Será que os grilos cantam mais no verão? E todos os grilos cantam?
Um naturalista no Jardim Gulbenkian
O coro dos grilos é uma das mais queridas bandas-sonoras do verão. Mas será que estes animais só cantam nesta estação do ano? E haverá grilos “silenciosos”?
Em Portugal, vivem cerca de 30 espécies de grilos. São animais com as patas traseiras adaptadas ao salto, compridas antenas com aspeto de fio (chamadas filiformes) e corpo achatado de cor preta ou parda. Pertencem à Superfamília Grylloidea.
O som que ouvimos, especialmente à noite, é feito quando os grilos friccionam as suas asas anteriores. Só os grilos adultos estridulam (o nome técnico quando os insetos “cantam”). E só os machos. Fazem-no durante a corte para atrair a fêmea para a cópula.
Este “canto” é muito característico desta época do ano. Os grilos-bimaculados (Gryllus bimaculatus) e os grilos-italianos são alguns dos cantores que enchem as noites de verão. “Com duas espécies em Portugal, ambas excelentes cantoras (Oecanthus pellucens e O. dulcisonans), os grilos italianos parecem, à primeira vista, pequenas baratas cor-de-palha, mas quando vemos os machos a cantar ficamos impressionados! Como é que um bicho com pouco mais de um centímetro de comprimento consegue fazer tanto barulho?”, comenta, impressionada, Eva Monteiro.
E cada espécie de grilo tem um canto diferente, característico. Por isso, os peritos conseguem identificar a espécie apenas através do som que esta faz. Tal como acontece com as aves.
Mas será que os grilos cantam mais no verão? Eva Monteiro não tem a certeza de que haja mais espécies a cantar agora. “Talvez as pessoas estejam mais atentas nesta época do ano porque têm mais tempo e as noites amenas convidam a passar momentos ao ar livre.” A especialista explica ainda que “a época em que os grilos cantam está relacionada com o seu ciclo de vida e com a altura em que estes insetos atingem o estado adulto”. Por isso, é possível ouvir grilos praticamente durante todo o ano, com exceção talvez dos meses mais frios.
“Na primavera temos o grilo-do-campo (Gryllus campestris), o mais famoso dos grilos que faz tocas em prados com alguma humidade. Os machos põem-se a cantar à porta da toca para atrair as fêmeas e usam-na como caixa de ressonância, fazendo verdadeiras sinfonias. Não é fácil, mas é possível detetar as tocas nestes prados, onde chegam a cantar centenas de indivíduos. Uma dica: procure um terreirinho em semicírculo, limpinho de ervas, à entrada da toca.”

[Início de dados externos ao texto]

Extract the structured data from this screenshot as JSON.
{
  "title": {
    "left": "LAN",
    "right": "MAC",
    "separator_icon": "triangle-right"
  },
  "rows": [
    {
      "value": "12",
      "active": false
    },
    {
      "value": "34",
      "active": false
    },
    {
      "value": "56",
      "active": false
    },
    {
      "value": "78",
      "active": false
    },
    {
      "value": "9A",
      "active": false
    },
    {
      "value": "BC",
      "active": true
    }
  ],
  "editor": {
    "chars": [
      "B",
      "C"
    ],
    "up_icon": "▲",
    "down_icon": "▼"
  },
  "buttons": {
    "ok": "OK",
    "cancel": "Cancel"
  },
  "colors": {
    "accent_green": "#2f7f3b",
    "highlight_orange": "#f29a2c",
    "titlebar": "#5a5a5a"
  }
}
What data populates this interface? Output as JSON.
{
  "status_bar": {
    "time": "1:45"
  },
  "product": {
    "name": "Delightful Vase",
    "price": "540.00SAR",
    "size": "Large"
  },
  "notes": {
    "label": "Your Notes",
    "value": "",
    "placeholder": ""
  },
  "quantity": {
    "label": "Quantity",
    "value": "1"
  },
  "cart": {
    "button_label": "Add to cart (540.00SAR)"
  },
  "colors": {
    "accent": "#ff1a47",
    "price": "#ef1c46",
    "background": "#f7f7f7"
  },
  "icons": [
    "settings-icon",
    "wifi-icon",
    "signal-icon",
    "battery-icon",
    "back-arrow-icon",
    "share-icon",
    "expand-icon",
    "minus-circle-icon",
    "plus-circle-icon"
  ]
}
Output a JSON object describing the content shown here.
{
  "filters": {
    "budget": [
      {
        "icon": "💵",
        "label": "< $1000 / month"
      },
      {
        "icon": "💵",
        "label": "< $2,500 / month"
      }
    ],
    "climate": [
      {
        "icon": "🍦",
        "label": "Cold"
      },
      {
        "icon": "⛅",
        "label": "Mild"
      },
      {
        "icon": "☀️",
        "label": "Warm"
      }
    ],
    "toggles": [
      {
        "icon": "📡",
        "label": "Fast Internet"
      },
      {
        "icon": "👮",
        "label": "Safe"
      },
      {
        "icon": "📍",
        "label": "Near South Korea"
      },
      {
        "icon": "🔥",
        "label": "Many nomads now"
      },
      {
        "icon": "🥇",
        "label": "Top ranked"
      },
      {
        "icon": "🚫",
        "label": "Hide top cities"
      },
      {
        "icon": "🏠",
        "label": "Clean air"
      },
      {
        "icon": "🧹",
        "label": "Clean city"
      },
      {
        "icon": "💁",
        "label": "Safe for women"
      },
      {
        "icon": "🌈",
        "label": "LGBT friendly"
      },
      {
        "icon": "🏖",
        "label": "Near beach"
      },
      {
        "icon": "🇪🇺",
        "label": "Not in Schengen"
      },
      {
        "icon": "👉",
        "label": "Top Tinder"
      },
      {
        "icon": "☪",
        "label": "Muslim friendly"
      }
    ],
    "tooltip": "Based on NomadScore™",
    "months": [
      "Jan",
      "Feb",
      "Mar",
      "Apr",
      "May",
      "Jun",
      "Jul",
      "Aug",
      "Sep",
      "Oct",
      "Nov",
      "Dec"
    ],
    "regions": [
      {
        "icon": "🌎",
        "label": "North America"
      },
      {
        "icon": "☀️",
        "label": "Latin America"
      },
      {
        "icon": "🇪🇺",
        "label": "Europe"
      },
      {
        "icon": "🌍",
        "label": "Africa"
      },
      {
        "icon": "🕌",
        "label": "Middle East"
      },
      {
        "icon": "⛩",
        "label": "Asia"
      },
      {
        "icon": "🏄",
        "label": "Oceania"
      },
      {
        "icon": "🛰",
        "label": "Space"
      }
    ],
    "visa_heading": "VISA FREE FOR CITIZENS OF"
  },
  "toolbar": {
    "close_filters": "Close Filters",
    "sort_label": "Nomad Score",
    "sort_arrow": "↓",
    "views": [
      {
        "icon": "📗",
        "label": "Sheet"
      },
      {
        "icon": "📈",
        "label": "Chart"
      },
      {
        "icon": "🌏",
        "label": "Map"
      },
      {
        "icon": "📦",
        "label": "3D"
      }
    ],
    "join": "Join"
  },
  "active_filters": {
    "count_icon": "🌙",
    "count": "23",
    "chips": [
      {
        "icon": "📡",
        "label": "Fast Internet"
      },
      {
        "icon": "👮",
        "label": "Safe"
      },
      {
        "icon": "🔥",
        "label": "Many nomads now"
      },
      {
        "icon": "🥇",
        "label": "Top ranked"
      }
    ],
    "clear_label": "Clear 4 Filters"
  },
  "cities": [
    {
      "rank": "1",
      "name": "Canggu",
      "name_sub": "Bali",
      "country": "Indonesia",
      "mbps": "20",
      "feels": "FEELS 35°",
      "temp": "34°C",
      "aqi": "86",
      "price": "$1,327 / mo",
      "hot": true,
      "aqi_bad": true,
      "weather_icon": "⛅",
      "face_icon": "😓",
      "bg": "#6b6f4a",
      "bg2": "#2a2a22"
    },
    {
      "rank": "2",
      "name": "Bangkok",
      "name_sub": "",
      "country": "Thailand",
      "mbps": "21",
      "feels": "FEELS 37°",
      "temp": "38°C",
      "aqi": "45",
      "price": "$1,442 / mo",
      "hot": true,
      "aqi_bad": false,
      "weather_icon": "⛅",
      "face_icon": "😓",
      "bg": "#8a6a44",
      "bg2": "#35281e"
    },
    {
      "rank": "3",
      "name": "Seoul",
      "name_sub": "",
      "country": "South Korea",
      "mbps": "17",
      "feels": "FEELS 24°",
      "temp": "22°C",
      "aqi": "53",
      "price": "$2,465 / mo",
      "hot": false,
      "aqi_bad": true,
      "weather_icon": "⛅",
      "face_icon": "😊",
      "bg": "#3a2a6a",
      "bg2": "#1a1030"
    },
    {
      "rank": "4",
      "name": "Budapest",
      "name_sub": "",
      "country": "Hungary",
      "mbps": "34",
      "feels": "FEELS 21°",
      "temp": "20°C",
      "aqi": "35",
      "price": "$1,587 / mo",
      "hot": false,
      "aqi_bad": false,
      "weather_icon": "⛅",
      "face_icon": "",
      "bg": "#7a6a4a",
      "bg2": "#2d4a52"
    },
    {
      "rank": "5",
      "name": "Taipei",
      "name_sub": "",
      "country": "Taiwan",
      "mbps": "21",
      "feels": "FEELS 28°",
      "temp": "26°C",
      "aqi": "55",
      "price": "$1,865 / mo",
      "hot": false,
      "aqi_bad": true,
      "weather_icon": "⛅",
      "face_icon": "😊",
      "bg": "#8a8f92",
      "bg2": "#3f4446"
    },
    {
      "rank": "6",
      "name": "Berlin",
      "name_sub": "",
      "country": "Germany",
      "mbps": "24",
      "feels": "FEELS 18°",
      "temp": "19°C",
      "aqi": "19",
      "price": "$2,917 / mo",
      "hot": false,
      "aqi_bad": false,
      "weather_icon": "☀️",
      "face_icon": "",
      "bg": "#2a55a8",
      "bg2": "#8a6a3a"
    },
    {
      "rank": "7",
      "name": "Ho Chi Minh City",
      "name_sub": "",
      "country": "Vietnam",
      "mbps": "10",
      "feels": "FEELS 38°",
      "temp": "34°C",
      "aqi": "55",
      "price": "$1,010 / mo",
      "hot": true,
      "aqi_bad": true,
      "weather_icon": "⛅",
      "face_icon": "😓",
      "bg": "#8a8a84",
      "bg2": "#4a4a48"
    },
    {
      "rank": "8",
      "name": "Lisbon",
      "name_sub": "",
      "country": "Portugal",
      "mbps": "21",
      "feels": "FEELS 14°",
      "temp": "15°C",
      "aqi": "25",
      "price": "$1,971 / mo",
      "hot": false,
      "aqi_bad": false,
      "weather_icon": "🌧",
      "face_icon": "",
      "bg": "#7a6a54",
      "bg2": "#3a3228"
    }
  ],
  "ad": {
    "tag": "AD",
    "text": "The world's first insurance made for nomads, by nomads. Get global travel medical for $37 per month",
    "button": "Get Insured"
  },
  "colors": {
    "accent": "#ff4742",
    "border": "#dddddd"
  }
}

Outros insetos que também cantam fora da época do verão são os ralos (Gryllotalpa sp.). Como estes são insetos escavadores e é mais fácil fazer galerias em terra molhada, é comum ouvirmos o seu som grave e contínuo depois das primeiras chuvadas da primavera e do outono.
“Também temos grilos que cantam o ano todo como o grilo-do-bosque (Nemobius sylvestris), o grilo-dos-caniços (Natula averni), ou o grilo-de-Bordéus (Eumodicogryllus bordigalensis)”, acrescenta Eva Monteiro. “Este último, além de cantar em todas as estações do ano, também canta em todas as estações e apeadeiros! Vive em habitats rurais e urbanos, gostando especialmente de fendas, pelo que a brita que há entre os carris dos comboios é um excelente habitat.”
A maioria dos grilos ouve-se mais durante a noite porque têm atividade noturna. Ainda assim, “existem algumas espécies que têm também atividade diurna como o grilo-do-campo, de atividade principalmente diurna, ou grilo-de-Bordéus que tem atividade diurna e noturna”.
Outra curiosidade sobre estes “cantores” é que uns estridulam mais alto do que outros. Como os ralos, grilos-do-campo, grilos-bimaculados e grilos italianos que são estridentes e bem audíveis para o ouvido humano. Já “o canto do grilo-de-Bordéus é mais grave e baixo, mas se estiver atento pode ser que o ouça da próxima vez que for apanhar o comboio. No grilo-do-bosque o canto é pouco mais que um murmúrio hesitante que faz lembrar o som das folhas mortas sobre as quais vive”.
Mas será que todos os grilos estridulam, ou há grilos “silenciosos”? “De facto, há grilos que não cantam”, responde Eva Monteiro. “Este é o caso, por exemplo, do curioso grilo-tigre (Trigonidium cicindeloides) um pequeno grilo, com aspeto de escaravelho, que vive perto de zonas húmidas. Ou algumas espécies em que as asas anteriores estão completamente ausentes.”